Modelo e monumento
Ivan Šuletić (Belgrado, 1982) propõe, para este edição do EMPTY CUBE, um projecto que se apropria da construção efémera, o cubo, transformando-a numa outra construção fragmentada que convoca a ideia de um modelo, ou até uma maqueta - mas não uma réplica - em grande escala do que poderia ser o estudo para um arco monumental. Ao arco associamos uma condição biunívoca de passagem entre a impermanência e a perenidade. Tratando-se de uma metáfora sobre um arco do triunfo, esta está estreitamente ligada ao ritual da transmutação do homem no seu alter ego de herói, superando-se a si mesmo na sua face terrena através desse portal, desse filtro, que separa e religa a humanidade com a eternidade, projectando-se como apparatus de um universo fantástico e maravilhoso, tal como era entendido no período barroco.
O título desta obra efémera, "Triumphal Arch", caracteriza-se essencialmente por uma ironia que joga com as referências históricas que o arco do triunfo, como símbolo político e representação arquitectónica, significa. Esta referência a uma tipologia específica de um monumento convoca também a celebração da guerra, a memória de uma batalha, a revelação dos seus heróis e simultaneamente a sua centralidade no tecido urbano. O arco do triunfo é uma estrutura que atravessa a história da humanidade desde os seus primórdios, conhecendo na romanização do mundo ocidental a sua génese como um epicentro urbano que delimita e convoca a representação da vontade de poder e a sua perenidade para as gerações futuras.

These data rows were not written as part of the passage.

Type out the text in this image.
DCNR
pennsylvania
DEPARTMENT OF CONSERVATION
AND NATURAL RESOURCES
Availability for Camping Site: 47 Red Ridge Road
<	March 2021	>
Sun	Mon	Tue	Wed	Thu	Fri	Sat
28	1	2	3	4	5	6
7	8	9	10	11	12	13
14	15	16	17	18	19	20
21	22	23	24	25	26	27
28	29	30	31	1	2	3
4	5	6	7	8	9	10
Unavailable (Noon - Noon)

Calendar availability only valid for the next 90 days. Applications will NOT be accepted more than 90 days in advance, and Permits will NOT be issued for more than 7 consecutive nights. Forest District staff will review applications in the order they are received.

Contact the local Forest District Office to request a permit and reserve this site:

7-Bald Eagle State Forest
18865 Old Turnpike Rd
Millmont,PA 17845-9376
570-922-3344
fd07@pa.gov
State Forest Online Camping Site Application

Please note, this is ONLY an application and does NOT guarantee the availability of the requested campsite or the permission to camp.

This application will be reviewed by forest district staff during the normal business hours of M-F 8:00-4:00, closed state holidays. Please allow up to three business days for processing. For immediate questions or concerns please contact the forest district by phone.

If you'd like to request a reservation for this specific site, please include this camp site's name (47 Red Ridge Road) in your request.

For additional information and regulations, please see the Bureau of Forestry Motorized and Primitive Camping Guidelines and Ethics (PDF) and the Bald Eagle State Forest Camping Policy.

O trabalho de Šuletić abre outras vias de interpretação. A sua obra, embora recente, tem uma estreita ligação à arquitectura e ao espaço público, sem contudo pertencer a uma linhagem de artistas que produzem obra conhecida sob a designação generalista de “Arte Pública”. O seu olhar sobre o mundo expressa um pensamento político, agindo sob formas da cultura ocidental, que não reconhece apenas a sua filiação ao lugar, e aos sistemas de transição, de que é oriundo, a extinta República da Jugoslávia. O artista direcciona a sua acção para as representações universais, de que o arco do triunfo é um dos exemplos, e desenvolve a sua reflexão sobre a arquitectura enquanto constructo permanente e consagratório, bem como sobre os processos de construção e validação dos espaços comuns, partilhados e urbanos, em que a memória individual se cruza com a sistematização da memória colectiva.
É por entre estas premissas que o projecto "Triumphal Arch" se desenvolve no EMPTY CUBE, recontextualizando a passagem como uma deriva sobre os desenhos justapostos aos plintos que ocupam o seu espaço interior e exterior. Ou seja, a obra requisita o modelo do arco como um acto de resistência ao monumento como prevalência do devir, como herança e como avatar da continuidade da memória unificadora. Esta atitude está presente nos desenhos, aparentemente abstractos, que de uma forma mimética se relacionam com o desenho tipificado da arquitectura, como desenhos preparatórios que encerram a caducidade da finalização do projecto para um arco triunfal. São como superfícies cortadas segundo um padrão regular que se afasta do ornamento e da evocação de símbolos e referentes identificáveis.
A noção de monumentalidade é, assim, reconvertida na rarefacção dos indícios que a promoveram e constituíram como lugar simbólico da memória e da autocracia que a instituiu. Independentemente do seu lugar de origem ou da sua massificação histórica, iniciada muito antes de o nosso léxico vulgarizar o esperanto cativo da tradução universal da ideia de globalização.